← return to practice.dsc10.com
This quiz was administered in-person. It was closed-book and
closed-note; students were not allowed to use the DSC
10 Reference Sheet. Students had 20 minutes to work on
the quiz.
This quiz covered Lectures 13-18 of the Spring 2026 offering
of DSC 10.
Note (groupby / pandas 2.0): Pandas 2.0+ no longer
silently drops columns that can’t be aggregated after a
groupby, so code written for older pandas may behave
differently or raise errors. In these practice materials we use
.get() to select the column(s) we want after
.groupby(...).mean() (or other aggregations) so that our
solutions run on current pandas. On real exams you will not be penalized
for omitting .get() when the old behavior would have
produced the same answer.
Regal jumping spiders (Phidippus regius) are gaining popularity as pets, and are known for their ability to jump many times more than their body length. Sofia’s sister has a pet jumping spider named Elise, whose jumps we will study in this quiz.

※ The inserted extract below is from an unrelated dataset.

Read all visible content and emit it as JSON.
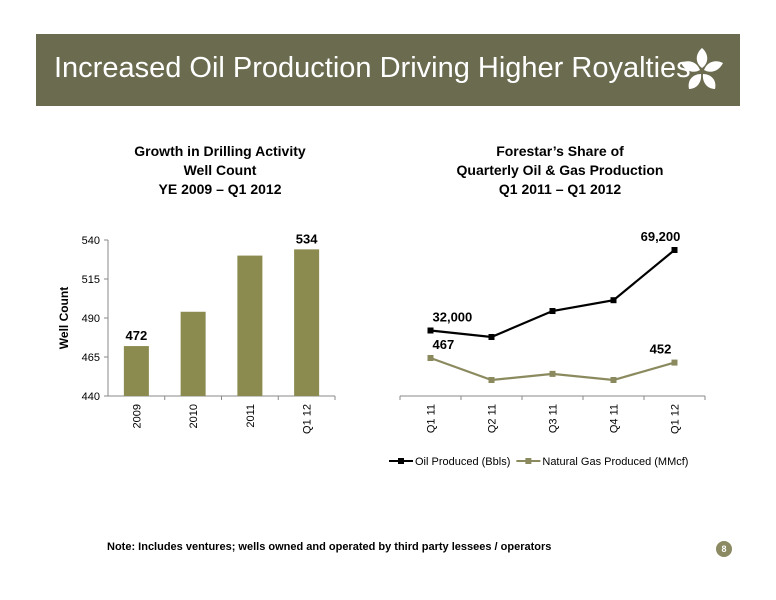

The elise DataFrame contains 400 rows (i.e. recorded
jumps) and has the following columns:
"distance" (int): the horizontal distance,
in millimeters, of Elise’s jump"time" (str): the time of day during which
the jump occurred—either "morning",
"afternoon", or "night""humidity" (int): the percent humidity of
Elise’s enclosure, at the time of the jump
Jumping spiders prefer humidity to be between 50 and 70
percent. Suppose the "humidity" column has mean 60, and the
range [48, 72] is the smallest range
guaranteed to contain at least 75\% of
the values in "humidity". What is the standard deviation of
"humidity"?
Answer: 6
The average score on this problem was 55%.
Elise tends to be most active during the afternoon. Fill in the
blanks below to produce 10,000 bootstrapped estimates of Elise’s mean
jumping distance during the afternoon. Store these estimates in the
array aft_means.
aft = elise[__(a)__]
aft_means = np.array([])
for i in np.arange(10000):
resample = __(b)__
estimate = resample.get("distance").mean()
aft_means = __(c)__
(a): elise.get("time") == "afternoon"
(b):
aft.sample(aft.shape[0], replace=True)
(c): np.append(aft_means, estimate)
The average score on this problem was 75%.
Write code to compute the endpoints of a 70\% bootstrapped confidence interval for
Elise’s mean afternoon jumping distance, using the values in
aft_means.
left = __(d)__
right = __(e)__
(d): np.percentile(aft_means, 15)
(e): np.percentile(aft_means, 85)
The average score on this problem was 81%.
A jump is considered a long jump if it is at least 100 millimeters in
length. Sofia creates a new DataFrame called long,
containing only the rows in elise that correspond to long
jumps. Suppose the distribution of the "distance" column in
long is approximately normal, with mean 144 and variance
36.
Fill in the blank to add a new column to long called
"distance_su", containing the same information as the
"distance" column but converted to standard units.
standard_units = __(a)__
long = long.assign(distance_su = standard_units)
(a): (long.get("distance") - 144)/6
The average score on this problem was 51%.
Is "distance_su" approximately normally distributed?
Yes
No
Answer: Yes
The average score on this problem was 91%.
Assume we have run from scipy import stats. Using
stats.norm.cdf, write a Python expression that evaluates to
the approximate proportion of distances in long that are at
least 140 millimeters.
Answer: 1 - stats.norm.cdf(-2/3)
The average score on this problem was 36%.
The data in long can be thought of a sample from the
population of all long jumps that Elise takes. Suppose we use the data
in long to create a 95% CLT-based confidence interval for
the mean distance of all long jumps by Elise (a population parameter).
The resulting interval is wider than we’d like, so we decide to collect
a new sample that is just large enough to guarantee that the width of
the resulting 95% confidence interval is no more than \frac32, assuming the new sample has the same
standard deviation as the original. How large of a sample should we
take? Give your answer as an integer.
Answer: 256
The average score on this problem was 45%.